Much power is packed in that brief passage. The grace of God already has appeared in Jesus Christ. Salvation already has been brought to all men. We who believe in this Christian Messiah have our marching orders – to "…deny ungodliness and worldly desires and to live sensibly, righteously and godly in this present age…" The hope that we await is not the glorious appearing but is the consummation of the Kingdom marked by the appearing of the glory of the Christ who already is present.

One has to ponder whether, in fact, sky-gazing in Israel is a denial of worldly desires and represents sensible living, or whether it is a demand that God do our bidding now and in the manner in which we should like Him to so do, characteristics of insensible living.

We need not secure national boundaries to receive the blessed hope and the glory of Christ. While there is much in Israel that warms our hearts, there is much there that ought to remind the Christian of his own complicity with sin and death.

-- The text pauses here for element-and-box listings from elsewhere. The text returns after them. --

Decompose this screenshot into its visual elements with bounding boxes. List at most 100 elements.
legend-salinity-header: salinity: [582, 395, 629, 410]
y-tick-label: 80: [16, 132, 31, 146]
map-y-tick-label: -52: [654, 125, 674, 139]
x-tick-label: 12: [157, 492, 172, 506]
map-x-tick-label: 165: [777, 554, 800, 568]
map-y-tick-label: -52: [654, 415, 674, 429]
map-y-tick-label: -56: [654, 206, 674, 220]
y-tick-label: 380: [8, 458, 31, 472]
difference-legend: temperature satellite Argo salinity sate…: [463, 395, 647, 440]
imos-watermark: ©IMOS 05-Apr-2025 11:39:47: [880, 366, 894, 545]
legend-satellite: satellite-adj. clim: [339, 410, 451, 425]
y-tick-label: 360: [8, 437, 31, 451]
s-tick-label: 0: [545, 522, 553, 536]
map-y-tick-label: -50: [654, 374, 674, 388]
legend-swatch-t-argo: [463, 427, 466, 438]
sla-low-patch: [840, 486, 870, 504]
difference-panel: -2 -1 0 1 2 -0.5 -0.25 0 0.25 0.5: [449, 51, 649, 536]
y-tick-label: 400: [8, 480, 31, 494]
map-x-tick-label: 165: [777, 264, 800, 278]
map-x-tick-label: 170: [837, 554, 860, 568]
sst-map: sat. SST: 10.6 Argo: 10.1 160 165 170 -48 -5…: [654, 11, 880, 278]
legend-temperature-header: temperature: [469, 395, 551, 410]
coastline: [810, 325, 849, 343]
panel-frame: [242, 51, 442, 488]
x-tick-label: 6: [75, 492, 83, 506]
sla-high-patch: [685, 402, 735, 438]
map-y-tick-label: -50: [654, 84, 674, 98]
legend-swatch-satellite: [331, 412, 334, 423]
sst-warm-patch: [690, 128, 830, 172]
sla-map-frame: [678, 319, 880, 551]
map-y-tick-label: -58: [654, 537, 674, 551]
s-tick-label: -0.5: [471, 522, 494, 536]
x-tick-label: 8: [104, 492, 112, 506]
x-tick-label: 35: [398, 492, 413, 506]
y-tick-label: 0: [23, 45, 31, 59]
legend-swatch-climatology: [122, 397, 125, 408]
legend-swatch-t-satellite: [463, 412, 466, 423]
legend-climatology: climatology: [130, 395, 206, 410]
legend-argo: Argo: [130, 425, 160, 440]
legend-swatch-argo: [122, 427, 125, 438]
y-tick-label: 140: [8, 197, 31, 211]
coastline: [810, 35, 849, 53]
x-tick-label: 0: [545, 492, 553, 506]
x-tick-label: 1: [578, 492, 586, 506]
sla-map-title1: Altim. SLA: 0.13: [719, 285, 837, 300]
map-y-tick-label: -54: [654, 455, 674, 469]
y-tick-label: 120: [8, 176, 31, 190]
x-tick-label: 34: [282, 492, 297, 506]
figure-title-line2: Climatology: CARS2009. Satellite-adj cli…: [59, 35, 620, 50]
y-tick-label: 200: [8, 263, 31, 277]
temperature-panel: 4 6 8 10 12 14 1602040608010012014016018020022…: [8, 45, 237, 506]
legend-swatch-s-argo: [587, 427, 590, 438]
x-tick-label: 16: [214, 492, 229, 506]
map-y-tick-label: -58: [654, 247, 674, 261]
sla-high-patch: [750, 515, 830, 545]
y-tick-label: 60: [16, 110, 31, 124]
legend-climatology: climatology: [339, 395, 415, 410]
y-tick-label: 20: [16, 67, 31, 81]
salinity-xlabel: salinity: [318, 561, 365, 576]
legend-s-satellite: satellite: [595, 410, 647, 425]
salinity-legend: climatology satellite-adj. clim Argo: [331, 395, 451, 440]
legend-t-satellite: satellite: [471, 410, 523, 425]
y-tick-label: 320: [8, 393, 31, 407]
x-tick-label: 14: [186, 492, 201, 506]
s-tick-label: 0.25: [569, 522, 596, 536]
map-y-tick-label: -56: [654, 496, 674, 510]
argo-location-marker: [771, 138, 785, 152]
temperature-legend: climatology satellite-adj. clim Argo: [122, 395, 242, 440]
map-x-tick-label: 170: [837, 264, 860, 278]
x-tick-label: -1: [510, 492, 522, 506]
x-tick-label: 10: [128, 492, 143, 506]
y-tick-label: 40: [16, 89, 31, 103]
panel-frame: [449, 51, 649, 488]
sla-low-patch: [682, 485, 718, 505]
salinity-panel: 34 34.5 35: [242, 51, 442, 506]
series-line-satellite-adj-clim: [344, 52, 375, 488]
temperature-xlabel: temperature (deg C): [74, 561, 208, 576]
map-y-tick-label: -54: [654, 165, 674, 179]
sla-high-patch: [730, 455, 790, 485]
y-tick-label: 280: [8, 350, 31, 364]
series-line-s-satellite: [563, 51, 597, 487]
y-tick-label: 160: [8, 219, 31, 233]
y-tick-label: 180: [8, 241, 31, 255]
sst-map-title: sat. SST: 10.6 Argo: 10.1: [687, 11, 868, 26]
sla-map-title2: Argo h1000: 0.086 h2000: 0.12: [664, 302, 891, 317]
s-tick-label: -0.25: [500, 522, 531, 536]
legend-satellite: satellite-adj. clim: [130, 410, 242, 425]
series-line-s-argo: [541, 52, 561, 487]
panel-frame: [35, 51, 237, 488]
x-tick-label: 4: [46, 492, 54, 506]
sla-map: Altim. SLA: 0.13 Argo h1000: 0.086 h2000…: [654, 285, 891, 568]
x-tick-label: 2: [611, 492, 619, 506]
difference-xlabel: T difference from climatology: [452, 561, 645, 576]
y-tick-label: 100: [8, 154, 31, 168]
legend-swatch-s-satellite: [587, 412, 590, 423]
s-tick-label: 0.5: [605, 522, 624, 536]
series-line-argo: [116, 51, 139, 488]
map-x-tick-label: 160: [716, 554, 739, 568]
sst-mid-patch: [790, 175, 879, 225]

The tragedy lies in the unmistakable meddling of American Evangelicals with politics in the most volatile and dangerous place in the world – the Middle East. One would be hard pressed to find a denial of worldly desires and a life lived sensibly in that agenda.

[1] John Stott, "Balanced, Biblical Christianity," Mission and Ministry Online, Internet (Spr.1995): 1-6, p. 1.
[2] Anthony A. Hoekema, The Bible and the Future, Grand Rapids: Eerdmans, 1979, p. 109.

Stan Moody, Ph.D

Dr.Stan Moody, an evangelical Baptist minister and founder of the Christian Policy Institute, has served in the Maine House of Representatives as both a Republican and a Democrat. Dr. Moody is the author of several provocative books, including, "Crisis in Evangelical Scholarship" and "McChurched: 300 Million Served and Still Hungry." Pastor of a rural country church in Central Maine, Moody has enjoyed a long and productive career in small business development and management.